Мне лично не импонирует разделение мажоритарщиков и списочников. У нас одна общая программа. Видимо, это невозможно искоренить, потому что в умах людей эта риторика постоянно используется.
— А кейс Дубневича, когда часть фракции не голосовала за арест?
— У нас было очень много противников этого голосования. Но не нужно искать конспиративные теории и группы влияния. Очень много наших юристов приходили и говорили, что это плохо оформленная история и не нужно за нее голосовать. Часть юристов мы переубедили, потому что есть решение фракции, и ты должен голосовать. А часть юристов все равно не захотела. Еще часть людей говорила, что это показуха. Говорили, в чем смысл задержания с отпусканием на следующий день под залог. Это раздражает электорат.
— Без фракции Голос ареста бы не было, и был бы провал. Провал голосования по аресту в Раде не будет раздражать избирателя?
— За провалом голосования в Раде следит ограниченное количество электората, то есть те, кто активно интересуется политической жизнью. А обычный электорат говорит: «Пришла весна — хочу посадок». И когда он видит, что люди выходят на следующий день под залог, он воспринимает это как договорняк.
Поэтому часть наших депутатов сказали, что не хотят в таком участвовать. Или заявили, что давайте выполним наше предвыборное обещание и отменим залоги для коррупционеров. Эта тема активно обсуждается внутри фракции. Но юристы-международники говорят, что таким решением мы спровоцируем большое количество исков в Европейский суд по правам человека, и Украина будет выплачивать довольное крупное денежное вознаграждение этим «узникам».
«Лучше десять групп влияния внутри Слуги народа и сотня конфликтов, чем отдать кому-то должность или предприятие за результативное голосование»
— У Вас во фракции 254 человека вместе президиумом. Вы изначально предрасположены к разногласиям и конфликтам. Глупо отрицать, что есть «слуги», на которых влияет Коломойский или другие факторы. Почему Вы их сейчас просто не исключите, чтобы они не отравляли вашу фракцию изнутри?

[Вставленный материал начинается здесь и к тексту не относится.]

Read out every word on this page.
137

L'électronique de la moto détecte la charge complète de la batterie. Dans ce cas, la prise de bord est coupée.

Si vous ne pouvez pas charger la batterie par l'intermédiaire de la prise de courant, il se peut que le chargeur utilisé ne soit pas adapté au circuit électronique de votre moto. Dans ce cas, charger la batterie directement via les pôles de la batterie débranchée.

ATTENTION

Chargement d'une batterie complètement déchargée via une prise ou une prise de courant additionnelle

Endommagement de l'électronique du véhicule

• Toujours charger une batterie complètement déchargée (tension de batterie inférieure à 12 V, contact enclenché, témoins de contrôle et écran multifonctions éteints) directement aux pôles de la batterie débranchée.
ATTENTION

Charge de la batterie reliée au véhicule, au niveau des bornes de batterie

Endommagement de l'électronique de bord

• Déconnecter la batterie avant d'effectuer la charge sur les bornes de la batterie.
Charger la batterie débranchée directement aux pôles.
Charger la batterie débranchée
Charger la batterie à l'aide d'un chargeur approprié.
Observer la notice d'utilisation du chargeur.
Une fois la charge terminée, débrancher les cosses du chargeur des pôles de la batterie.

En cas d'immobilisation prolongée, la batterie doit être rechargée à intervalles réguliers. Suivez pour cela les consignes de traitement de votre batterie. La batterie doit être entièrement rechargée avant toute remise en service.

— Вопрос об исключении людей из фракции постоянно витает в воздухе. У нас есть программа экономического роста, где нужно принимать сотню законов. И в конце мы сталкиваемся с простыми вещами. Если нам не хватит даже пяти голосов, чтобы принять закон собственными силами, нам придется вступать в договорняки с другими политсилами. Попытки обсуждать условия этих договорняков приводят меня к мысли, что лучше у нас будет еще десять групп влияния внутри, еще сотня конфликтов, но это наши люди, и мы с ними договоримся значительно быстрее. И не будем отдавать им никаких должностей и предприятий.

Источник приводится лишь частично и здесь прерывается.